27.2.12

my listening consolation collection

i have work to do, sure. but the last week has been a bit crummy, so i've dived back into listening to a lot of music and riding around on my bike. i feel like i'm the 13-year old girl i never actually was.

i while back someone wrote an article about not asking artists about art, ask them about music, given the amount they listen to whilst making work. considering how much of it i've been listening to lately, i'd say he was right. plus i've been getting into music blogs, reading music mag subscriptions on the ipad, tracking back hip hop crew connections from the late 90s on wikipedia, using last.fm again?!

it's like i'm having a shit-hot threesome with nostalgia and half-arsed heartbreak.





and i miss seeing art that consoles me that much.

the tate had a thing a while back, rethinking its collections and inspiring audiences to make their own themed version of the collection. i remember The Heartbreak Tate Collection - a few images that would simultaneously stir and console a broken heart.  I'm pretty sure a Rothko was there.

if i was going choose a collection of works based on my recent listening collection, here's what'd be:


an infinite livez performance



rothko's black paintings



lerato shadie's video mmitlw


tracey emin's whole venice biennale installation from 2007


tracey moffatt's other


YOKO ONO CUT PIECE by TECHNOLOGOS
yoko ono's the cut



marina abramovic - art must be beautiful, artist must be beautiful



rubens - st george and the dragon

the original performance of hennessey youngman's performance art lecture


soda_jerk's astro black



bruce nauman's art make up 1 - 4 (white, pink, green, black)
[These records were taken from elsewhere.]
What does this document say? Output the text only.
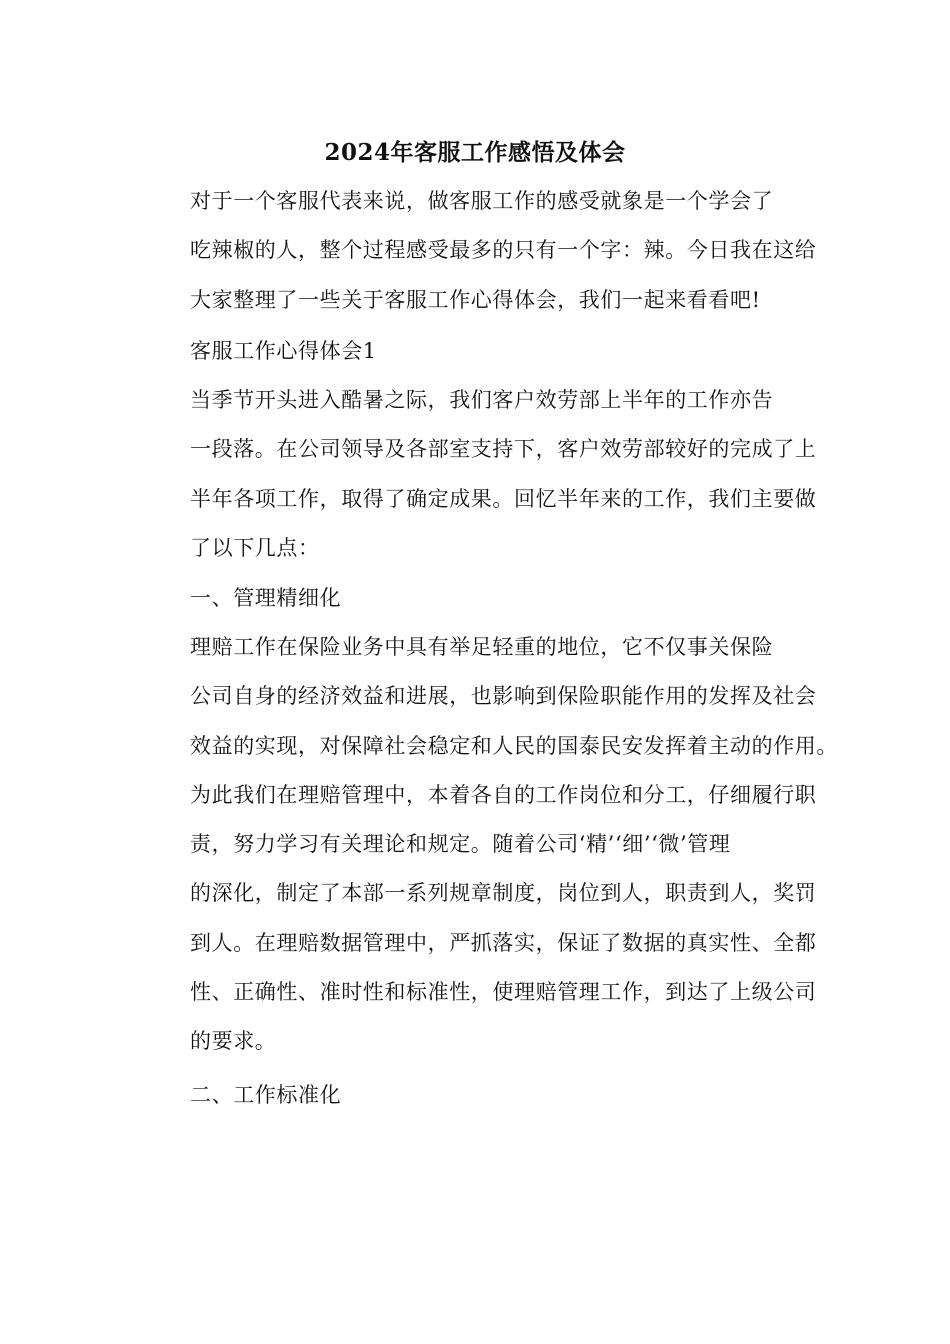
2024年客服工作感悟及体会
对于一个客服代表来说，做客服工作的感受就象是一个学会了
吃辣椒的人，整个过程感受最多的只有一个字：辣。今日我在这给
大家整理了一些关于客服工作心得体会，我们一起来看看吧!
客服工作心得体会1
当季节开头进入酷暑之际，我们客户效劳部上半年的工作亦告
一段落。在公司领导及各部室支持下，客户效劳部较好的完成了上
半年各项工作，取得了确定成果。回忆半年来的工作，我们主要做
了以下几点：
一、管理精细化
理赔工作在保险业务中具有举足轻重的地位，它不仅事关保险
公司自身的经济效益和进展，也影响到保险职能作用的发挥及社会
效益的实现，对保障社会稳定和人民的国泰民安发挥着主动的作用。
为此我们在理赔管理中，本着各自的工作岗位和分工，仔细履行职
责，努力学习有关理论和规定。随着公司‘精’‘细’‘微’管理
的深化，制定了本部一系列规章制度，岗位到人，职责到人，奖罚
到人。在理赔数据管理中，严抓落实，保证了数据的真实性、全都
性、正确性、准时性和标准性，使理赔管理工作，到达了上级公司
的要求。
二、工作标准化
any of these louise bourgoise works


tim noble and sue webster's black narcissus


almost anything by alice neel

tiepolo - allegory of planets and continents



bellini's st therese sculpture

francis alÿs'  - the green line


francis bacon - seated figure


fischli and weiss - der lauf der dinge



see? all maudlin and pain and fuckery. but sometimes you gotta go there.

1 comment:

Stanley Johnson said...

I first saw the Rothkos at the original Tate back in '86. They moved me in a way no painting had before or since. I've seen them several times since and they get me every time. Magnificently melancholic.